Owing to their highly ordered structure, tendons and cartilage appear with low signal intensity when imaged using magnetic resonance imaging (MRI) scanners. A significant increase in signal can be observed when these structures are oriented at 55 degrees (termed the magic angle) with respect to the static field B0. There is a clear clinical importance in exploiting this effect as part of the diagnosis of injury. Experimental studies of this phenomenon have been made harder by the practical difficulties associated with tissue positioning and orientation in the confined environment of closed-bore scanners. An MRI-compatible mechatronic system has been developed, which is capable of positioning a number of limbs to a desired orientation inside the scanner, to be used as a diagnostic and research tool. It is actuated with a novel pneumatic motor consisting of a heavily geared-down air turbine, presenting high torques and good accuracy. The system is shown to be magnetic resonance compatible and the results of preliminary trials using the device to image the Achilles tendon of human volunteers at different orientations are presented. An increase of four fold to thirteen fold in signal intensity can be observed at the magic angle.

A review of magnetic resonance imaging compatible manipulators in surgery.

Developments in magnetic resonance imaging (MRI), coupled with parallel progress in the field of computer-assisted surgery, mean that an ideal environment has been created for the development of MRI-compatible robotic systems and manipulators, capable of enhancing many types of surgical procedure. However, MRI does impose severe restrictions on mechatronic devices to be used in or around the scanners.

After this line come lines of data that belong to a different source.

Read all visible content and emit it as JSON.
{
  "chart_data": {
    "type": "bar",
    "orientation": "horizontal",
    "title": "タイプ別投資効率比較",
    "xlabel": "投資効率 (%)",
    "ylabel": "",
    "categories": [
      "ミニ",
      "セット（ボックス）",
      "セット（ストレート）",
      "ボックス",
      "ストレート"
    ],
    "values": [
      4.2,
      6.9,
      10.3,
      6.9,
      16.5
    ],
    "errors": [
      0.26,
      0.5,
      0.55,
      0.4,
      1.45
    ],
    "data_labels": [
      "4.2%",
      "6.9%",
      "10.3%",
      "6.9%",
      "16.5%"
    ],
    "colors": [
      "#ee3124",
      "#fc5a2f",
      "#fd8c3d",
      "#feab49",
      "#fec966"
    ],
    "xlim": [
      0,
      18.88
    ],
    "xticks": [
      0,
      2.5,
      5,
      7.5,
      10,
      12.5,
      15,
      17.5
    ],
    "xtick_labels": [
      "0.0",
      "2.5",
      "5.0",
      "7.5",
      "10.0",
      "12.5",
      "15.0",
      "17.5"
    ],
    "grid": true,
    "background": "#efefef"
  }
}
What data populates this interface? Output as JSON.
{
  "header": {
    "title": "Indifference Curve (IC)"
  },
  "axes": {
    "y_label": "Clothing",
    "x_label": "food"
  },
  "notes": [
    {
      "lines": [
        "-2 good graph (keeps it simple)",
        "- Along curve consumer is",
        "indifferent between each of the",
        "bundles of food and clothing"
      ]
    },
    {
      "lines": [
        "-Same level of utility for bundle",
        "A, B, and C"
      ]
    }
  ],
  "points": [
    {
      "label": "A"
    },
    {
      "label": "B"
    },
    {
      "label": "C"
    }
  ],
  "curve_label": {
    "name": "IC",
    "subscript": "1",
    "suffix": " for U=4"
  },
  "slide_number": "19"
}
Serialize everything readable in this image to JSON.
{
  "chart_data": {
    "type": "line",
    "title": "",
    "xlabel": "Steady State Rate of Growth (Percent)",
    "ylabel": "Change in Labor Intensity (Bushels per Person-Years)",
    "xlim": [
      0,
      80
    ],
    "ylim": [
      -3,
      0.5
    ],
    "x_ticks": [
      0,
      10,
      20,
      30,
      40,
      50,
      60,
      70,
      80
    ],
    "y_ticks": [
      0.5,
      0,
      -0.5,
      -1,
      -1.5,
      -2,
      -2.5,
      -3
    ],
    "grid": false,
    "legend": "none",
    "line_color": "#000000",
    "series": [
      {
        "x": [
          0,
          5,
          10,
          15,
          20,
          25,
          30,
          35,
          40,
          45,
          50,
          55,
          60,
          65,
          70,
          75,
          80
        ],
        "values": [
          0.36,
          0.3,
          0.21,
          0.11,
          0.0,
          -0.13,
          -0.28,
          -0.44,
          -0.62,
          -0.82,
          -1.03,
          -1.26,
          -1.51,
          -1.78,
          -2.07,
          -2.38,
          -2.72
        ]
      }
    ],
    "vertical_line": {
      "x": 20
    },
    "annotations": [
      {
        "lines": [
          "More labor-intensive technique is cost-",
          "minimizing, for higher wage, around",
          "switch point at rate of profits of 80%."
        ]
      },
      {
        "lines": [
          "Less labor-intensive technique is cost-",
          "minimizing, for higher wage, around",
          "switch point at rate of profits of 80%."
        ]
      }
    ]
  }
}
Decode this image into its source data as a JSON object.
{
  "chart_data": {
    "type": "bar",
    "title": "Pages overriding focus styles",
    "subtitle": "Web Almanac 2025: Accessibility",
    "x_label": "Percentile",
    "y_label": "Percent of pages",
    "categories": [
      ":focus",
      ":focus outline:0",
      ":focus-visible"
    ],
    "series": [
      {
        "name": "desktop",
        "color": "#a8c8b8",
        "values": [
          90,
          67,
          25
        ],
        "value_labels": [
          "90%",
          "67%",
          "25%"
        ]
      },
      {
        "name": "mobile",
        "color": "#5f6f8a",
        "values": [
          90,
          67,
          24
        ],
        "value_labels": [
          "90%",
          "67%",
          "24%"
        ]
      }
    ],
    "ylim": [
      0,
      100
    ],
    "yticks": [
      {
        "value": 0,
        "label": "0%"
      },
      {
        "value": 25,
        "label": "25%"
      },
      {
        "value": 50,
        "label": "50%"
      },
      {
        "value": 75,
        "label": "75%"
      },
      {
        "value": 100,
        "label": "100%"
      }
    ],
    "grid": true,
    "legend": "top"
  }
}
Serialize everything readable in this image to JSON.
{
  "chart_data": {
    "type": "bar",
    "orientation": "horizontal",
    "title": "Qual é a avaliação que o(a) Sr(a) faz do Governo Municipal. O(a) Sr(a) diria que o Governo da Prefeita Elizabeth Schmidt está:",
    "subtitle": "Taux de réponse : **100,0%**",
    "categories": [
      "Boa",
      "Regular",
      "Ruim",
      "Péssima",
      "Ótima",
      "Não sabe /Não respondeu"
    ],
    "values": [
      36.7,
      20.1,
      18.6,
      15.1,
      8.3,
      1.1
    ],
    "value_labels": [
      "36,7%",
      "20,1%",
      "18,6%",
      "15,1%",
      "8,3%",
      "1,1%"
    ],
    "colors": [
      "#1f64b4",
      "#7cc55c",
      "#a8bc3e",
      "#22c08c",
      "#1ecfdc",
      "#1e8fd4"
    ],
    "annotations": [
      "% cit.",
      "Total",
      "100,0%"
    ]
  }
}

In this article a review of the developments in the field of MRI-compatible surgical manipulators over the last decade is presented. The manipulators developed make use of different methods of actuation, but they can be reduced to four main groups: actuation transmitted through hydraulics, pneumatic actuators, ultrasonic motors based on the piezoceramic principle and remote manual actuation. Progress has been made concerning material selection, position sensing, and different actuation techniques, and design strategies have been implemented to overcome the multiple restrictions imposed by the MRI environment. Most systems lack the clinical validation needed to continue on to commercial products.